社説:土地利用規制法 情報開示を徹底せねば

 安全保障の上で重要だとして、国が私有地に対する利用制限の網を広げている。

 政府は、自衛隊基地などの周辺で利用状況などを調査する土地利用規制法の指定区域に、大津市、高島市の自衛隊施設3カ所を含む25都道府県の180カ所を追加した。一昨年9月に全面施行後、対象は399カ所に増えた。

 さらに追加指定の候補も184カ所あり、京都府内の自衛隊と米軍施設の周辺11カ所が挙がる。舞鶴市の海自舞鶴地方総監部と北吸係留所、京丹後市の米軍経ケ岬通信所と空自経ケ岬分屯基地は「特別注視区域」となる。対象エリアは府内11市町に及ぶ。

 指定されれば国が所有者の個人情報を調べ、施設の機能を損なう行為と判断すれば、勧告や罰則付きの命令も出せる。国の監視下で私権を制約するのに、地元への周知や情報開示は十分とはいえない。恣意(しい)的な運用への不安を拭うよう、丁寧な説明を尽くすべきだ。

 同法に基づく指定では、自衛隊や海上保安庁、米軍、原発の施設の周囲約1キロのほか、国境付近の離島を注視区域とする。自衛隊司令部の近辺などは特別注視区域として、土地売買の事前届け出を義務付けている。

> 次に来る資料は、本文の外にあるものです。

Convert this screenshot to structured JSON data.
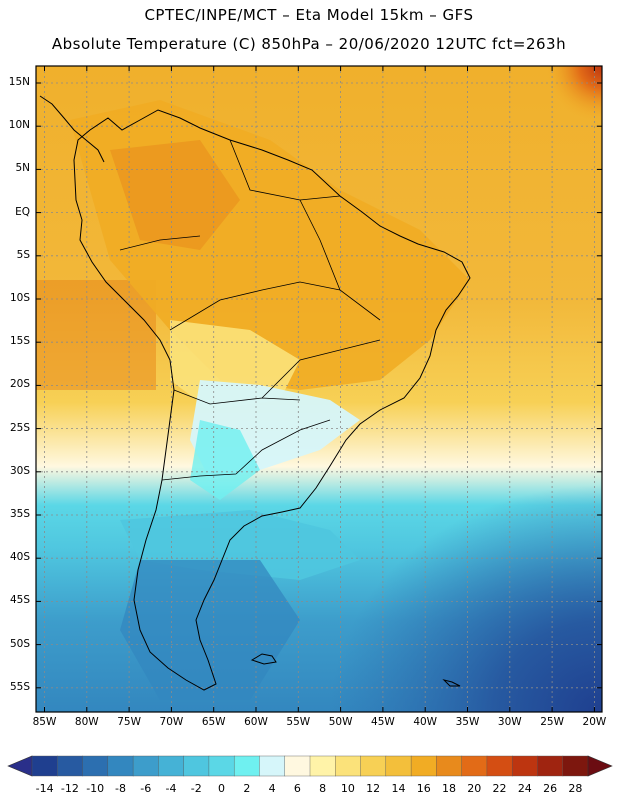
{
  "header": {
    "line1": "CPTEC/INPE/MCT –  Eta Model 15km – GFS",
    "line2": "Absolute Temperature (C) 850hPa – 20/06/2020 12UTC fct=263h"
  },
  "axes": {
    "lat_labels": [
      "15N",
      "10N",
      "5N",
      "EQ",
      "5S",
      "10S",
      "15S",
      "20S",
      "25S",
      "30S",
      "35S",
      "40S",
      "45S",
      "50S",
      "55S"
    ],
    "lon_labels": [
      "85W",
      "80W",
      "75W",
      "70W",
      "65W",
      "60W",
      "55W",
      "50W",
      "45W",
      "40W",
      "35W",
      "30W",
      "25W",
      "20W"
    ]
  },
  "colorbar": {
    "labels": [
      "-14",
      "-12",
      "-10",
      "-8",
      "-6",
      "-4",
      "-2",
      "0",
      "2",
      "4",
      "6",
      "8",
      "10",
      "12",
      "14",
      "16",
      "18",
      "20",
      "22",
      "24",
      "26",
      "28"
    ],
    "colors": [
      "#1f3f8f",
      "#275aa1",
      "#2c6fb0",
      "#3387bf",
      "#3d9dcb",
      "#45b2d6",
      "#4fc6df",
      "#5bd7e6",
      "#6ff0f0",
      "#d6f6fa",
      "#fff8e0",
      "#fff3a8",
      "#fbe27a",
      "#f7d055",
      "#f3bf3b",
      "#f1ac24",
      "#e88a1c",
      "#e26b17",
      "#d44e13",
      "#bd3510",
      "#9f2410",
      "#7d170e"
    ],
    "low_end_color": "#2a2f8a",
    "high_end_color": "#6b0c12"
  }
}
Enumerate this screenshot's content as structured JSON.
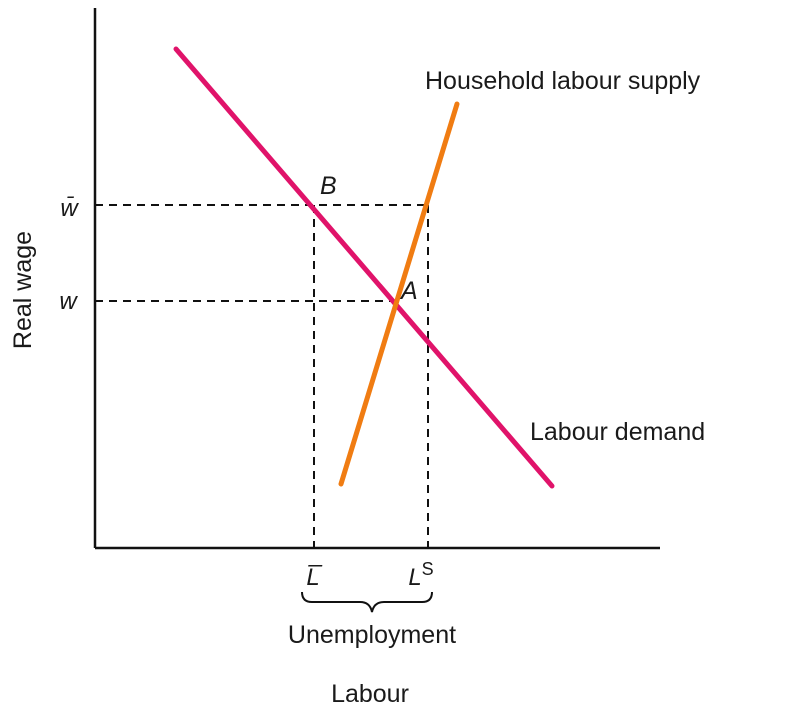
{
  "colors": {
    "demand": "#e0136a",
    "supply": "#f07c12",
    "axis": "#111111",
    "guide": "#111111"
  },
  "diagram": {
    "axis_labels": {
      "y": "Real wage",
      "x": "Labour"
    },
    "tick_labels": {
      "w_bar": "w̄",
      "w": "w",
      "L_bar": "L̅",
      "L_s_base": "L",
      "L_s_sup": "S"
    },
    "curve_labels": {
      "supply": "Household labour supply",
      "demand": "Labour demand"
    },
    "points": {
      "B": "B",
      "A": "A"
    },
    "annotation": "Unemployment"
  }
}
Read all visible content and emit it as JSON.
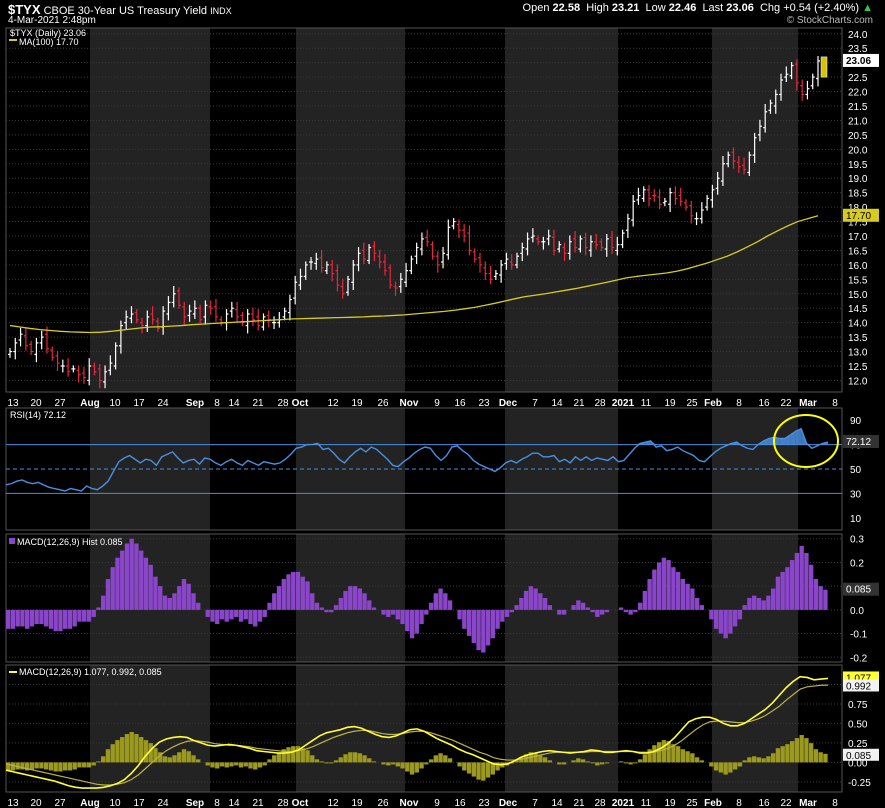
{
  "header": {
    "symbol": "$TYX",
    "name": "CBOE 30-Year US Treasury Yield",
    "exchange": "INDX",
    "date": "4-Mar-2021 2:48pm",
    "open_label": "Open",
    "open": "22.58",
    "high_label": "High",
    "high": "23.21",
    "low_label": "Low",
    "low": "22.46",
    "last_label": "Last",
    "last": "23.06",
    "chg_label": "Chg",
    "chg": "+0.54 (+2.40%)",
    "watermark": "© StockCharts.com"
  },
  "colors": {
    "up": "#ffffff",
    "down": "#e8263c",
    "ma": "#d7cb1f",
    "rsi": "#4a8fe0",
    "macd_hist": "#8a46c8",
    "macd_line": "#ffff33",
    "signal": "#b9b24a",
    "highlight": "#ffff00"
  },
  "chart_data": [
    {
      "type": "ohlc",
      "legend": [
        "$TYX (Daily) 23.06",
        "MA(100) 17.70"
      ],
      "last_badge": "23.06",
      "ma_badge": "17.70",
      "yticks": [
        "12.0",
        "12.5",
        "13.0",
        "13.5",
        "14.0",
        "14.5",
        "15.0",
        "15.5",
        "16.0",
        "16.5",
        "17.0",
        "17.5",
        "18.0",
        "18.5",
        "19.0",
        "19.5",
        "20.0",
        "20.5",
        "21.0",
        "21.5",
        "22.0",
        "22.5",
        "23.0",
        "23.5",
        "24.0"
      ],
      "ylim": [
        11.6,
        24.2
      ],
      "xticks": [
        "13",
        "20",
        "27",
        "Aug",
        "10",
        "17",
        "24",
        "Sep",
        "8",
        "14",
        "21",
        "28",
        "Oct",
        "12",
        "19",
        "26",
        "Nov",
        "9",
        "16",
        "23",
        "Dec",
        "7",
        "14",
        "21",
        "28",
        "2021",
        "11",
        "19",
        "25",
        "Feb",
        "8",
        "16",
        "22",
        "Mar",
        "8"
      ],
      "close": [
        13.0,
        13.3,
        13.6,
        13.2,
        13.0,
        13.3,
        13.5,
        13.1,
        12.8,
        12.6,
        12.5,
        12.3,
        12.4,
        12.2,
        12.1,
        12.5,
        12.3,
        12.0,
        12.3,
        12.6,
        13.2,
        13.9,
        14.2,
        14.3,
        14.1,
        13.9,
        14.2,
        14.1,
        13.8,
        14.4,
        14.7,
        15.0,
        14.6,
        14.2,
        14.4,
        14.5,
        14.1,
        14.6,
        14.5,
        14.2,
        14.0,
        14.3,
        14.5,
        14.2,
        14.0,
        14.3,
        14.1,
        13.9,
        14.2,
        14.1,
        14.0,
        14.1,
        14.4,
        14.8,
        15.4,
        15.6,
        16.0,
        16.1,
        16.2,
        15.9,
        16.0,
        15.7,
        15.3,
        15.0,
        15.5,
        16.0,
        16.4,
        16.2,
        16.6,
        16.4,
        16.1,
        15.8,
        15.3,
        15.2,
        15.5,
        15.8,
        16.2,
        16.6,
        16.9,
        16.8,
        16.3,
        16.0,
        16.4,
        17.3,
        17.5,
        17.2,
        17.0,
        16.5,
        16.2,
        16.0,
        15.7,
        15.5,
        15.7,
        16.0,
        16.2,
        16.0,
        16.3,
        16.6,
        16.9,
        17.0,
        16.8,
        16.8,
        17.0,
        16.5,
        16.7,
        16.4,
        16.8,
        16.6,
        16.9,
        16.6,
        16.8,
        16.7,
        16.6,
        16.9,
        16.6,
        16.7,
        17.1,
        17.6,
        18.2,
        18.4,
        18.6,
        18.3,
        18.4,
        18.1,
        18.2,
        18.5,
        18.3,
        18.2,
        18.0,
        17.7,
        17.6,
        17.9,
        18.3,
        18.6,
        19.0,
        19.5,
        19.8,
        19.6,
        19.4,
        19.3,
        19.8,
        20.4,
        20.8,
        21.3,
        21.6,
        21.9,
        22.4,
        22.6,
        22.9,
        22.3,
        21.9,
        22.1,
        22.5,
        23.06
      ],
      "ma": [
        13.9,
        13.85,
        13.8,
        13.76,
        13.73,
        13.7,
        13.68,
        13.67,
        13.66,
        13.67,
        13.7,
        13.74,
        13.78,
        13.82,
        13.85,
        13.86,
        13.88,
        13.9,
        13.93,
        13.95,
        13.97,
        13.99,
        14.01,
        14.03,
        14.05,
        14.07,
        14.09,
        14.11,
        14.13,
        14.14,
        14.15,
        14.16,
        14.17,
        14.18,
        14.19,
        14.2,
        14.22,
        14.23,
        14.25,
        14.27,
        14.3,
        14.33,
        14.36,
        14.39,
        14.43,
        14.48,
        14.53,
        14.6,
        14.67,
        14.75,
        14.83,
        14.9,
        14.95,
        15.0,
        15.06,
        15.12,
        15.18,
        15.25,
        15.32,
        15.39,
        15.47,
        15.55,
        15.6,
        15.64,
        15.68,
        15.72,
        15.78,
        15.86,
        15.96,
        16.06,
        16.18,
        16.3,
        16.45,
        16.62,
        16.8,
        17.0,
        17.18,
        17.35,
        17.5,
        17.6,
        17.7
      ],
      "ma_start_index": 70
    },
    {
      "type": "line",
      "legend": "RSI(14) 72.12",
      "badge": "72.12",
      "yticks": [
        "90",
        "70",
        "50",
        "30",
        "10"
      ],
      "ylim": [
        0,
        100
      ],
      "guides": [
        70,
        50,
        30
      ],
      "values": [
        37,
        38,
        40,
        41,
        39,
        38,
        39,
        37,
        35,
        34,
        33,
        32,
        34,
        33,
        32,
        36,
        34,
        33,
        36,
        40,
        48,
        56,
        59,
        61,
        58,
        55,
        58,
        57,
        53,
        60,
        62,
        64,
        59,
        55,
        57,
        58,
        54,
        59,
        58,
        55,
        53,
        56,
        58,
        55,
        53,
        57,
        55,
        53,
        56,
        55,
        54,
        55,
        58,
        62,
        67,
        68,
        70,
        70,
        71,
        66,
        67,
        63,
        58,
        55,
        60,
        64,
        67,
        64,
        68,
        66,
        62,
        58,
        53,
        52,
        56,
        59,
        63,
        66,
        68,
        67,
        61,
        57,
        61,
        68,
        69,
        65,
        62,
        57,
        54,
        52,
        50,
        48,
        51,
        55,
        57,
        55,
        58,
        60,
        63,
        63,
        60,
        60,
        61,
        56,
        58,
        55,
        60,
        57,
        60,
        57,
        59,
        58,
        57,
        60,
        56,
        57,
        62,
        67,
        71,
        72,
        73,
        68,
        69,
        65,
        66,
        68,
        65,
        63,
        61,
        57,
        56,
        60,
        64,
        67,
        69,
        71,
        72,
        69,
        67,
        66,
        70,
        73,
        75,
        76,
        75,
        75,
        78,
        81,
        83,
        71,
        67,
        69,
        71,
        72.12
      ]
    },
    {
      "type": "bar",
      "legend": "MACD(12,26,9) Hist 0.085",
      "badge": "0.085",
      "yticks": [
        "0.3",
        "0.2",
        "0.1",
        "0.0",
        "-0.1",
        "-0.2"
      ],
      "ylim": [
        -0.22,
        0.32
      ],
      "values": [
        -0.08,
        -0.08,
        -0.07,
        -0.07,
        -0.08,
        -0.07,
        -0.06,
        -0.06,
        -0.07,
        -0.08,
        -0.09,
        -0.09,
        -0.08,
        -0.08,
        -0.07,
        -0.05,
        -0.05,
        -0.05,
        -0.03,
        0.01,
        0.06,
        0.13,
        0.18,
        0.22,
        0.25,
        0.28,
        0.3,
        0.28,
        0.25,
        0.22,
        0.19,
        0.14,
        0.1,
        0.06,
        0.05,
        0.07,
        0.1,
        0.13,
        0.11,
        0.07,
        0.03,
        0.0,
        -0.03,
        -0.05,
        -0.06,
        -0.04,
        -0.05,
        -0.04,
        -0.03,
        -0.05,
        -0.04,
        -0.06,
        -0.07,
        -0.05,
        -0.03,
        0.03,
        0.07,
        0.1,
        0.13,
        0.15,
        0.16,
        0.16,
        0.14,
        0.12,
        0.07,
        0.03,
        0.01,
        -0.01,
        -0.01,
        0.02,
        0.05,
        0.08,
        0.1,
        0.1,
        0.09,
        0.07,
        0.04,
        0.01,
        0.0,
        -0.02,
        -0.03,
        -0.02,
        -0.04,
        -0.06,
        -0.09,
        -0.12,
        -0.1,
        -0.06,
        -0.02,
        0.03,
        0.07,
        0.09,
        0.07,
        0.04,
        0.0,
        -0.04,
        -0.08,
        -0.11,
        -0.14,
        -0.17,
        -0.18,
        -0.15,
        -0.12,
        -0.08,
        -0.05,
        -0.03,
        -0.01,
        0.02,
        0.05,
        0.08,
        0.1,
        0.09,
        0.07,
        0.05,
        0.02,
        0.0,
        -0.02,
        -0.02,
        0.0,
        0.02,
        0.04,
        0.03,
        0.01,
        -0.01,
        -0.03,
        -0.02,
        -0.01,
        0.0,
        0.0,
        0.01,
        -0.01,
        -0.02,
        -0.01,
        0.03,
        0.08,
        0.13,
        0.17,
        0.2,
        0.22,
        0.21,
        0.18,
        0.16,
        0.13,
        0.11,
        0.09,
        0.05,
        0.02,
        0.0,
        -0.04,
        -0.08,
        -0.1,
        -0.12,
        -0.1,
        -0.07,
        -0.04,
        0.02,
        0.05,
        0.06,
        0.05,
        0.04,
        0.06,
        0.09,
        0.14,
        0.16,
        0.18,
        0.21,
        0.24,
        0.27,
        0.24,
        0.19,
        0.13,
        0.1,
        0.085
      ]
    },
    {
      "type": "line",
      "legend": "MACD(12,26,9) 1.077, 0.992, 0.085",
      "badges": [
        "1.077",
        "0.992",
        "0.085"
      ],
      "yticks": [
        "1.00",
        "0.75",
        "0.50",
        "0.25",
        "0.00",
        "-0.25"
      ],
      "ylim": [
        -0.38,
        1.25
      ],
      "macd": [
        -0.1,
        -0.12,
        -0.14,
        -0.16,
        -0.18,
        -0.2,
        -0.22,
        -0.24,
        -0.27,
        -0.3,
        -0.32,
        -0.33,
        -0.33,
        -0.33,
        -0.32,
        -0.3,
        -0.27,
        -0.22,
        -0.14,
        -0.04,
        0.08,
        0.18,
        0.26,
        0.3,
        0.32,
        0.33,
        0.32,
        0.28,
        0.25,
        0.22,
        0.21,
        0.22,
        0.23,
        0.22,
        0.2,
        0.18,
        0.15,
        0.14,
        0.13,
        0.12,
        0.12,
        0.13,
        0.16,
        0.22,
        0.28,
        0.34,
        0.38,
        0.4,
        0.42,
        0.45,
        0.46,
        0.44,
        0.4,
        0.36,
        0.33,
        0.32,
        0.34,
        0.38,
        0.42,
        0.43,
        0.4,
        0.35,
        0.3,
        0.26,
        0.22,
        0.17,
        0.13,
        0.1,
        0.06,
        0.02,
        -0.02,
        -0.03,
        -0.02,
        0.02,
        0.07,
        0.1,
        0.12,
        0.14,
        0.15,
        0.14,
        0.13,
        0.12,
        0.13,
        0.14,
        0.16,
        0.15,
        0.13,
        0.13,
        0.14,
        0.15,
        0.14,
        0.12,
        0.12,
        0.14,
        0.18,
        0.24,
        0.32,
        0.42,
        0.52,
        0.56,
        0.58,
        0.58,
        0.55,
        0.5,
        0.47,
        0.47,
        0.5,
        0.56,
        0.62,
        0.68,
        0.76,
        0.86,
        0.96,
        1.04,
        1.1,
        1.09,
        1.06,
        1.07,
        1.077
      ],
      "signal": [
        -0.02,
        -0.04,
        -0.06,
        -0.08,
        -0.1,
        -0.12,
        -0.14,
        -0.16,
        -0.18,
        -0.2,
        -0.22,
        -0.24,
        -0.26,
        -0.28,
        -0.29,
        -0.29,
        -0.28,
        -0.26,
        -0.22,
        -0.16,
        -0.08,
        0.0,
        0.08,
        0.15,
        0.2,
        0.24,
        0.27,
        0.28,
        0.27,
        0.26,
        0.24,
        0.23,
        0.22,
        0.22,
        0.21,
        0.2,
        0.18,
        0.17,
        0.16,
        0.15,
        0.14,
        0.14,
        0.15,
        0.17,
        0.2,
        0.24,
        0.28,
        0.32,
        0.35,
        0.38,
        0.4,
        0.41,
        0.41,
        0.39,
        0.37,
        0.36,
        0.36,
        0.37,
        0.39,
        0.4,
        0.4,
        0.38,
        0.35,
        0.32,
        0.29,
        0.25,
        0.21,
        0.17,
        0.13,
        0.1,
        0.06,
        0.04,
        0.03,
        0.03,
        0.04,
        0.06,
        0.08,
        0.1,
        0.12,
        0.13,
        0.13,
        0.13,
        0.13,
        0.13,
        0.14,
        0.14,
        0.14,
        0.14,
        0.14,
        0.14,
        0.14,
        0.13,
        0.13,
        0.13,
        0.15,
        0.18,
        0.22,
        0.28,
        0.35,
        0.42,
        0.48,
        0.52,
        0.53,
        0.53,
        0.52,
        0.51,
        0.51,
        0.53,
        0.56,
        0.6,
        0.66,
        0.72,
        0.8,
        0.87,
        0.94,
        0.97,
        0.98,
        0.99,
        0.992
      ],
      "histogram_note": "same as MACD Hist panel"
    }
  ]
}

 全面施行から1年余りとなる同法は、外国資本の土地買収への懸念が立法理由とされたが、実際に防衛面への影響が出ているかは不明確なままである。

 国は勧告や命令の対象として自衛隊機の離着陸を妨げる工作物設置などを示し、私有地の集会開催は該当しないとしているものの、例示した類型以外でも妨害行為になりうるとする。

 当局の解釈次第では、基地に批判的な市民運動の萎縮につながりかねないとの指摘が根強い。

 米軍基地が集中し、離島での自衛隊施設の新増設が続く沖縄県は昨年6月、国指定に「強い反対」を示す意見を出した。県内の対象が70カ所にも及び、基地負担軽減が進まない中で経済活動にも負担を強いるものだとしている。

 国は懸念に向き合うどころか、次々と指定区域を増やしており、施設の対象を鉄道や放送局にも広げる可能性があるとみられている。

 さらに、風力発電が自衛隊レーダーに影響を及ぼす恐れがあるとして、防衛相が指定すれば建設を規制できる新法制定も検討しているという。

 なし崩しで国民の権利を損ねることがないよう、慎重な対応が欠かせない。